Sigh. Today I am something more prey-like even than a mouse. A Trojan bunny rabbit? That works.
Scarlet, one thing I have learned about difficult people is this: some times you have to try your best (once or twice) and then simply accept that they are always going to be difficult, make your limits clear to them, and allow them to decide if they can play by the rules or if they should move on. It’s hard getting to that point, especially where work is concerned because we always want to smooth over the rough edges and make people happy, but sometimes our own sanity is more important.
Scarlet, what I have learned is that some people have all this spare emotion and they give it to people who they are near.

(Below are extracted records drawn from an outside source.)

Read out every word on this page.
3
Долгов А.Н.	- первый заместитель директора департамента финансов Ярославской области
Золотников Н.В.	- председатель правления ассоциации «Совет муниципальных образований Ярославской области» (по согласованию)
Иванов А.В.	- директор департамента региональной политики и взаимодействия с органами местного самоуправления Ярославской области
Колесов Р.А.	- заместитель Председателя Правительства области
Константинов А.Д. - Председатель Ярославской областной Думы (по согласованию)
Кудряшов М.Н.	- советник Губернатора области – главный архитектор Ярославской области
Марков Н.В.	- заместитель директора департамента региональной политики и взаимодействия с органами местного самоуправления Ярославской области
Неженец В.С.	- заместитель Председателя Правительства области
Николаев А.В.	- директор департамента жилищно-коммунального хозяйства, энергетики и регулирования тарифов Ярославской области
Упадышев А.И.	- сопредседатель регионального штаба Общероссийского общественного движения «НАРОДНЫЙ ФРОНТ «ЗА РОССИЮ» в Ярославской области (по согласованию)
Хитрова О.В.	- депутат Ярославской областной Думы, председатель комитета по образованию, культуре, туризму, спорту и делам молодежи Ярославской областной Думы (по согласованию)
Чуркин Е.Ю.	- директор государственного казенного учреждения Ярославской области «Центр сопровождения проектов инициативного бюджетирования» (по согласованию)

I have a situation at the moment where I am making a change through my organisation (not a big change but it affects everyone’s day and what they do) and some people keep on screaming at me (not literally). I have learned that often these people do not want to have a change made as a result of their screaming, which I find bizarre. They just need to go through the process of being angry.
They use email to be more aggressive and emotional than they would in real life. I go to see them and offer solutions calmly and reasonably and they find that very hard because I am not matching emotion and I am being reasonable.
I have realised that sometimes these people do not want solutions, they want to be heard. So I listen. Afterwards I offer a simple solution, they often are surprised at that because it was not what they wanted, they just wanted to express themselves.
If possible, I would ring your client and just listen. I would not interrupt but rather I would let her talk it all through. It will take ages and it will be hard but I would just make sure that she knows I understand what she thinks is the issue. I would not argue with her. Afterwards I would go for a run and let her tension leave me and go somewhere else.
xxx
You are a wise owl, Poppy. Your company and colleagues are very fortunate to have you. Please don’t ever forget that.
You are both very wise, Em and Poppy! I think the idea that some people have all this spare emotion and give it to people who are near is very true, and that thought will make me smile when they are sharing. Although I will not smile so they can see it, or else I think I might get even more spare emotion!
Everything will work out for the best. It always does. Today is a new day.
And I am calling my client now so I can listen quite attentively and make everything better. Thank you for such good advice.
“Water is fluid, soft, and yielding. But water will wear away rock, which is rigid and cannot yield. As a rule, whatever is fluid, soft, and yielding will overcome whatever is rigid and hard. This is another paradox: what is soft is strong.”
Lao-tse.
Do you know what is very, very odd?
I have a plan to write a post on Taoism very soon but this was not supposed to be it. Isn’t that bizarre?